Jeremy Lin kicks off basketball camp in Taipei
CNA August 19, 2013, 11:58 am TWN
TAIPEI -- Visiting NBA star Jeremy Lin kicked off a three-day basketball camp in Taipei on Sunday, during which he will act as chief coach while teaching skills to talented local youngsters, as well as promoting the sport.
"First of all, I want you guys to have a lot of fun," said Lin, the first American-born NBA player of Taiwanese descent, at the opening of the camp.
Lin, the Houston Rockets' point guard, also invited his teammate, Rockets' forward Chandler Parsons, to co-coach the camp, which is being attended by 60 high school and college students.
This was the third consecutive year in which Lin taught basketball skills at a summer camp in Taiwan. During the past two years, he coached elementary and junior high school students.
Lin said he and Parsons will teach the trainees what they have learned, which may be different from what the participants have learned.
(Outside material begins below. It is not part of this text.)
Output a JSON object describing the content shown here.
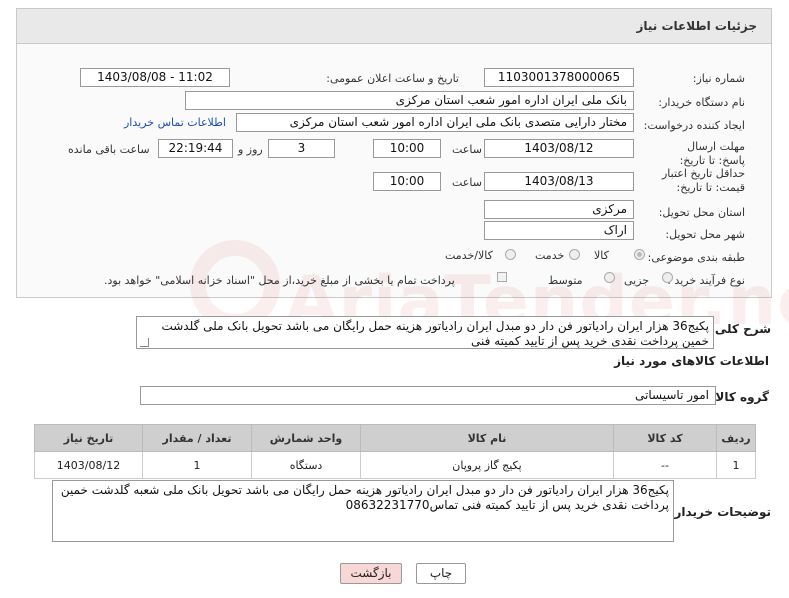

But he encouraged the young ballplayers to try to use what is taught at the camp and keep it in their future game if they like it.
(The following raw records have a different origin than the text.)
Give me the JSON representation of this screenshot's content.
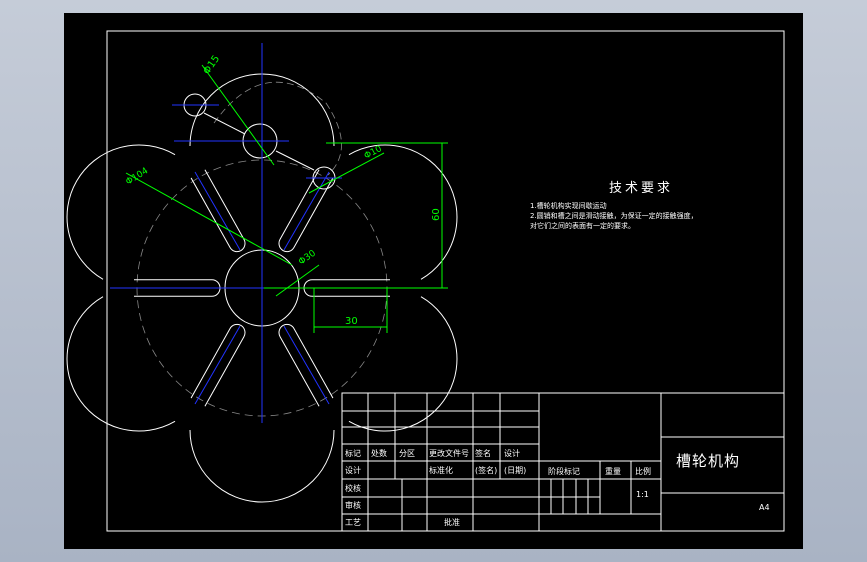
{
  "tech_requirements": {
    "heading": "技术要求",
    "line1": "1.槽轮机构实现间歇运动",
    "line2": "2.圆销和槽之间是滑动接触，为保证一定的接触强度，",
    "line3": "对它们之间的表面有一定的要求。"
  },
  "dimensions": {
    "phi15": "Φ15",
    "phi10": "Φ10",
    "phi104": "Φ104",
    "phi30": "Φ30",
    "d60": "60",
    "d30": "30"
  },
  "title_block": {
    "drawing_title": "槽轮机构",
    "sheet_size": "A4",
    "scale": "1:1",
    "headers": {
      "mark": "标记",
      "count": "处数",
      "zone": "分区",
      "change_doc": "更改文件号",
      "signature": "签名",
      "date_ymd": "年月日",
      "design": "设计",
      "standardize": "标准化",
      "sign_paren": "(签名)",
      "date_paren": "(日期)",
      "check": "校核",
      "review": "审核",
      "process": "工艺",
      "approve": "批准",
      "stage_mark": "阶段标记",
      "weight": "重量",
      "ratio": "比例"
    }
  },
  "colors": {
    "outline": "#ffffff",
    "centerline": "#2233ff",
    "dimension": "#00ff00",
    "hidden": "#888888"
  }
}
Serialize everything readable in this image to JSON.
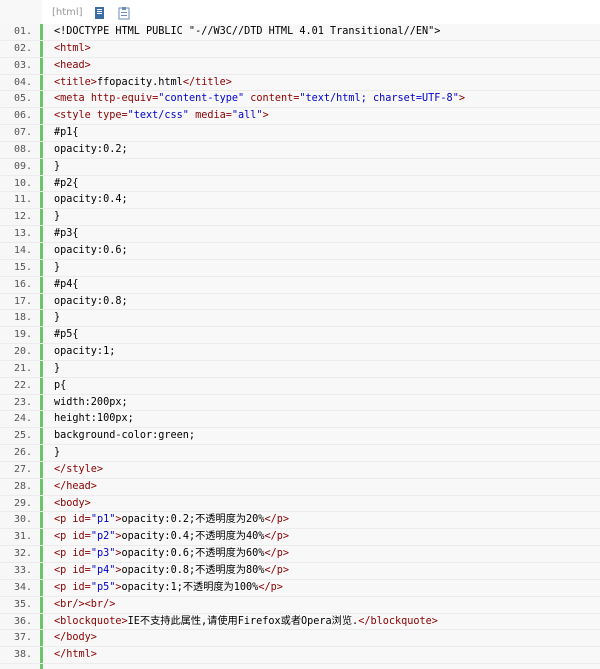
{
  "toolbar": {
    "tag_label": "[html]",
    "icons": [
      "copy-icon",
      "clipboard-icon"
    ]
  },
  "lines": [
    {
      "n": "01.",
      "parts": [
        {
          "t": "<!DOCTYPE HTML PUBLIC \"-//W3C//DTD HTML 4.01 Transitional//EN\">",
          "c": "blk"
        }
      ]
    },
    {
      "n": "02.",
      "parts": [
        {
          "t": "<html>",
          "c": "tag"
        }
      ]
    },
    {
      "n": "03.",
      "parts": [
        {
          "t": "<head>",
          "c": "tag"
        }
      ]
    },
    {
      "n": "04.",
      "parts": [
        {
          "t": "<title>",
          "c": "tag"
        },
        {
          "t": "ffopacity.html",
          "c": "blk"
        },
        {
          "t": "</title>",
          "c": "tag"
        }
      ]
    },
    {
      "n": "05.",
      "parts": [
        {
          "t": "<meta ",
          "c": "tag"
        },
        {
          "t": "http-equiv=",
          "c": "attr"
        },
        {
          "t": "\"content-type\"",
          "c": "str"
        },
        {
          "t": " content=",
          "c": "attr"
        },
        {
          "t": "\"text/html; charset=UTF-8\"",
          "c": "str"
        },
        {
          "t": ">",
          "c": "tag"
        }
      ]
    },
    {
      "n": "06.",
      "parts": [
        {
          "t": "<style ",
          "c": "tag"
        },
        {
          "t": "type=",
          "c": "attr"
        },
        {
          "t": "\"text/css\"",
          "c": "str"
        },
        {
          "t": " media=",
          "c": "attr"
        },
        {
          "t": "\"all\"",
          "c": "str"
        },
        {
          "t": ">",
          "c": "tag"
        }
      ]
    },
    {
      "n": "07.",
      "parts": [
        {
          "t": "#p1{",
          "c": "blk"
        }
      ]
    },
    {
      "n": "08.",
      "parts": [
        {
          "t": "opacity:0.2;",
          "c": "blk"
        }
      ]
    },
    {
      "n": "09.",
      "parts": [
        {
          "t": "}",
          "c": "blk"
        }
      ]
    },
    {
      "n": "10.",
      "parts": [
        {
          "t": "#p2{",
          "c": "blk"
        }
      ]
    },
    {
      "n": "11.",
      "parts": [
        {
          "t": "opacity:0.4;",
          "c": "blk"
        }
      ]
    },
    {
      "n": "12.",
      "parts": [
        {
          "t": "}",
          "c": "blk"
        }
      ]
    },
    {
      "n": "13.",
      "parts": [
        {
          "t": "#p3{",
          "c": "blk"
        }
      ]
    },
    {
      "n": "14.",
      "parts": [
        {
          "t": "opacity:0.6;",
          "c": "blk"
        }
      ]
    },
    {
      "n": "15.",
      "parts": [
        {
          "t": "}",
          "c": "blk"
        }
      ]
    },
    {
      "n": "16.",
      "parts": [
        {
          "t": "#p4{",
          "c": "blk"
        }
      ]
    },
    {
      "n": "17.",
      "parts": [
        {
          "t": "opacity:0.8;",
          "c": "blk"
        }
      ]
    },
    {
      "n": "18.",
      "parts": [
        {
          "t": "}",
          "c": "blk"
        }
      ]
    },
    {
      "n": "19.",
      "parts": [
        {
          "t": "#p5{",
          "c": "blk"
        }
      ]
    },
    {
      "n": "20.",
      "parts": [
        {
          "t": "opacity:1;",
          "c": "blk"
        }
      ]
    },
    {
      "n": "21.",
      "parts": [
        {
          "t": "}",
          "c": "blk"
        }
      ]
    },
    {
      "n": "22.",
      "parts": [
        {
          "t": "p{",
          "c": "blk"
        }
      ]
    },
    {
      "n": "23.",
      "parts": [
        {
          "t": "width:200px;",
          "c": "blk"
        }
      ]
    },
    {
      "n": "24.",
      "parts": [
        {
          "t": "height:100px;",
          "c": "blk"
        }
      ]
    },
    {
      "n": "25.",
      "parts": [
        {
          "t": "background-color:green;",
          "c": "blk"
        }
      ]
    },
    {
      "n": "26.",
      "parts": [
        {
          "t": "}",
          "c": "blk"
        }
      ]
    },
    {
      "n": "27.",
      "parts": [
        {
          "t": "</style>",
          "c": "tag"
        }
      ]
    },
    {
      "n": "28.",
      "parts": [
        {
          "t": "</head>",
          "c": "tag"
        }
      ]
    },
    {
      "n": "29.",
      "parts": [
        {
          "t": "<body>",
          "c": "tag"
        }
      ]
    },
    {
      "n": "30.",
      "parts": [
        {
          "t": "<p ",
          "c": "tag"
        },
        {
          "t": "id=",
          "c": "attr"
        },
        {
          "t": "\"p1\"",
          "c": "str"
        },
        {
          "t": ">",
          "c": "tag"
        },
        {
          "t": "opacity:0.2;不透明度为20%",
          "c": "blk"
        },
        {
          "t": "</p>",
          "c": "tag"
        }
      ]
    },
    {
      "n": "31.",
      "parts": [
        {
          "t": "<p ",
          "c": "tag"
        },
        {
          "t": "id=",
          "c": "attr"
        },
        {
          "t": "\"p2\"",
          "c": "str"
        },
        {
          "t": ">",
          "c": "tag"
        },
        {
          "t": "opacity:0.4;不透明度为40%",
          "c": "blk"
        },
        {
          "t": "</p>",
          "c": "tag"
        }
      ]
    },
    {
      "n": "32.",
      "parts": [
        {
          "t": "<p ",
          "c": "tag"
        },
        {
          "t": "id=",
          "c": "attr"
        },
        {
          "t": "\"p3\"",
          "c": "str"
        },
        {
          "t": ">",
          "c": "tag"
        },
        {
          "t": "opacity:0.6;不透明度为60%",
          "c": "blk"
        },
        {
          "t": "</p>",
          "c": "tag"
        }
      ]
    },
    {
      "n": "33.",
      "parts": [
        {
          "t": "<p ",
          "c": "tag"
        },
        {
          "t": "id=",
          "c": "attr"
        },
        {
          "t": "\"p4\"",
          "c": "str"
        },
        {
          "t": ">",
          "c": "tag"
        },
        {
          "t": "opacity:0.8;不透明度为80%",
          "c": "blk"
        },
        {
          "t": "</p>",
          "c": "tag"
        }
      ]
    },
    {
      "n": "34.",
      "parts": [
        {
          "t": "<p ",
          "c": "tag"
        },
        {
          "t": "id=",
          "c": "attr"
        },
        {
          "t": "\"p5\"",
          "c": "str"
        },
        {
          "t": ">",
          "c": "tag"
        },
        {
          "t": "opacity:1;不透明度为100%",
          "c": "blk"
        },
        {
          "t": "</p>",
          "c": "tag"
        }
      ]
    },
    {
      "n": "35.",
      "parts": [
        {
          "t": "<br/><br/>",
          "c": "tag"
        }
      ]
    },
    {
      "n": "36.",
      "parts": [
        {
          "t": "<blockquote>",
          "c": "tag"
        },
        {
          "t": "IE不支持此属性,请使用Firefox或者Opera浏览.",
          "c": "blk"
        },
        {
          "t": "</blockquote>",
          "c": "tag"
        }
      ]
    },
    {
      "n": "37.",
      "parts": [
        {
          "t": "</body>",
          "c": "tag"
        }
      ]
    },
    {
      "n": "38.",
      "parts": [
        {
          "t": "</html>",
          "c": "tag"
        }
      ]
    }
  ]
}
Another focus of the camp is to help the trainees identify their strengths and weaknesses, Lin added.
"I want you guys all to really focus on your weaknesses," said the 24-year-old.
At the end of the camp, Lin said he hopes the participants can identify their weaknesses and take home the drills taught in the camp, while continuing to improve their skills.
Parsons, 24, who arrived in Taiwan one day earlier, said he is "excited to coach" and watch the participants grow as players.
"It means a lot for me to be here," to support Lin and co-coach the camp, Parsons said, noting that he and Lin are close friends.
Parsons also said he looks forward to "seeing the town" and hopes to visit Taipei 101, Taiwan's landmark skyscraper, and walk through the night markets, which Taiwan is known for.
Asked by the media about his experience of playing basketball with local athletes on Saturday at an outdoor basketball court in Taipei, where he surprised local fans a year ago, Lin said he felt that Taiwanese basketball players are improving each year.
But he added that Taiwanese players need more work to sharpen their fundamental skills, adding that similar basketball camps might be a way to help them become better ballplayers.
On Sunday evening, Lin will take part in an evangelical gathering in Taipei.
Lin kicked off his eight-day visit to Taiwan in the early hours of Aug. 14, as he was greeted by enthusiastic fans at Taiwan Taoyuan International Airport. He is scheduled to leave Taiwan for China Aug. 21.